Danielle West said...

$12?! That looks almost identical to one that I bought at the dollar store. I have two of them, and they work perfectly well but I don't expect them to last very long.

Chloe (Naturally Frugal) said...

Have you seen the "perfect brownie"? Basically it's a grid that you can cut out "perfect" browines with.

Oh, the things they show you on tv.

Daniel said...

Julia and Tom: excellent points. What's worse is how all those superfluous "tools" require extra space in your kitchen for storage.

JS: Great point on a cast iron skillet. Although I don't own one myself, I have lots of readers who swear by them. (PS: what do you mean about Mountain Dew?)

Dee: You might be surprised to hear this, but the peelers you bought in a dollar store could have been manufactured at the exact same plant as the overpriced peelers (probably somewhere in the far East). This is commonly to many areas of consumer products.

Chloe, thanks for the laugh! I never lost sleep when I cut brownies into uneven-sized pieces--I just took the biggest ones for myself.


edj3 said...

This reminds me of the Wednesday feature on the Unclutterer site called Unitasker Wednesday. Really, why do I need something that has only one use?

I'll confess that I do have one tool like that, my garlic press. But sometimes I want the garlic put through the press, not diced.
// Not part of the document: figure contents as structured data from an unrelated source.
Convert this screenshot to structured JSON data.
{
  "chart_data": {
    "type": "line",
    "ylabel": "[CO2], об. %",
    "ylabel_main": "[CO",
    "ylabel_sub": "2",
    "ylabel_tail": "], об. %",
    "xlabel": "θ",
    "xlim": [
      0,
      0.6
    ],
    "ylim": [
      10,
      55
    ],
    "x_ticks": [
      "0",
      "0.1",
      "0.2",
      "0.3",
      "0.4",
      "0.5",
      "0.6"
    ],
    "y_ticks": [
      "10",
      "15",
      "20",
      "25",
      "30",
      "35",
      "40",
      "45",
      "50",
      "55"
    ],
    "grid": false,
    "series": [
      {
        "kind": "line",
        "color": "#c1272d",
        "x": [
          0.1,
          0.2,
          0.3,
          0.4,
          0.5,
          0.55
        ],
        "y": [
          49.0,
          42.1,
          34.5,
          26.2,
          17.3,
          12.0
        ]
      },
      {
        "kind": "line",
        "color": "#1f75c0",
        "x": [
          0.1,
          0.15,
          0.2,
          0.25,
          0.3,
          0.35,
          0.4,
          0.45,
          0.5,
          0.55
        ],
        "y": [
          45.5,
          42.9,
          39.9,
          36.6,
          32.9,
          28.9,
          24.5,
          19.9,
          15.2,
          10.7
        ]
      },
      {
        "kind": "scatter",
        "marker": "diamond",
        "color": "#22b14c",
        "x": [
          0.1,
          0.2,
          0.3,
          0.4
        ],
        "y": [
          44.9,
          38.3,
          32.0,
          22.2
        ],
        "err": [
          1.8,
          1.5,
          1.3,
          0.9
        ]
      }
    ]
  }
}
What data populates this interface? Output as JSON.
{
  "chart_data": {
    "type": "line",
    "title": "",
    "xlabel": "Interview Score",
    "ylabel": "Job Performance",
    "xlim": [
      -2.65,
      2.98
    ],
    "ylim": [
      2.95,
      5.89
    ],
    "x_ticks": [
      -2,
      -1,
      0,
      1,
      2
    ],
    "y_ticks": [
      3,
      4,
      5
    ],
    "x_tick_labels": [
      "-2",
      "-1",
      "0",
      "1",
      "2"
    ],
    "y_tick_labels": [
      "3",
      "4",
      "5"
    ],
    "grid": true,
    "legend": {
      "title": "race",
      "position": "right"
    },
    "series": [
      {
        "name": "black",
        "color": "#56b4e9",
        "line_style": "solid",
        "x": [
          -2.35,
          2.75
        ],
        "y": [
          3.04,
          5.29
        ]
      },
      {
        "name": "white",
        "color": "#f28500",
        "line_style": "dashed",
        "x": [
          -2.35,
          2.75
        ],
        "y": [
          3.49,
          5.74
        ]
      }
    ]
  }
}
So that's my token unitool.

Otherwise, I'm with you, Dan. I can slice my brownies myself and if one is bigger, oh well.

Charmian @ Christie's Corner said...

I hear you about useless features, but I'm actually going to defend some higher priced peelers. If you have arthritis paying extra for a comfortable hand grip is worth the money.

Daniel said...

Hi Kittiesx3: I admit I have a garlic press too, and I use it quite a lot. For the me the measure of a unitasker is if you use it and if it saves real labor. That brownie thing obviously does neither.

Charmian, I know I can always count on you for a good contra-case! Thanks for weighing in. I hear you. But that ergonomic handle shouldn't cost that much--and the view-obstructing metal cover most certainly isn't worth the extra money. Just my opinion, of course.


Unknown said...

Came here from Julia's "Grow Cook Eat" (Thanks Julia).

I was the Anonymous (GarlicMan76458) that rubbed my eyes only once after slicing jalapenos.

I like to make Chicken Marsala and I saw your recipe... now you've got another stalker, er, I mean follower. Can't wait to try your recipe. I've favorited your blog.

Mike Bialas aka GarlicMan76458
Jack County Gourmet Garlic
Circle P Farm and Ranch
Jacksboro, TX 76458

Daniel said...

Hi Garlic Man, thanks for stopping by and spreading positive vibes!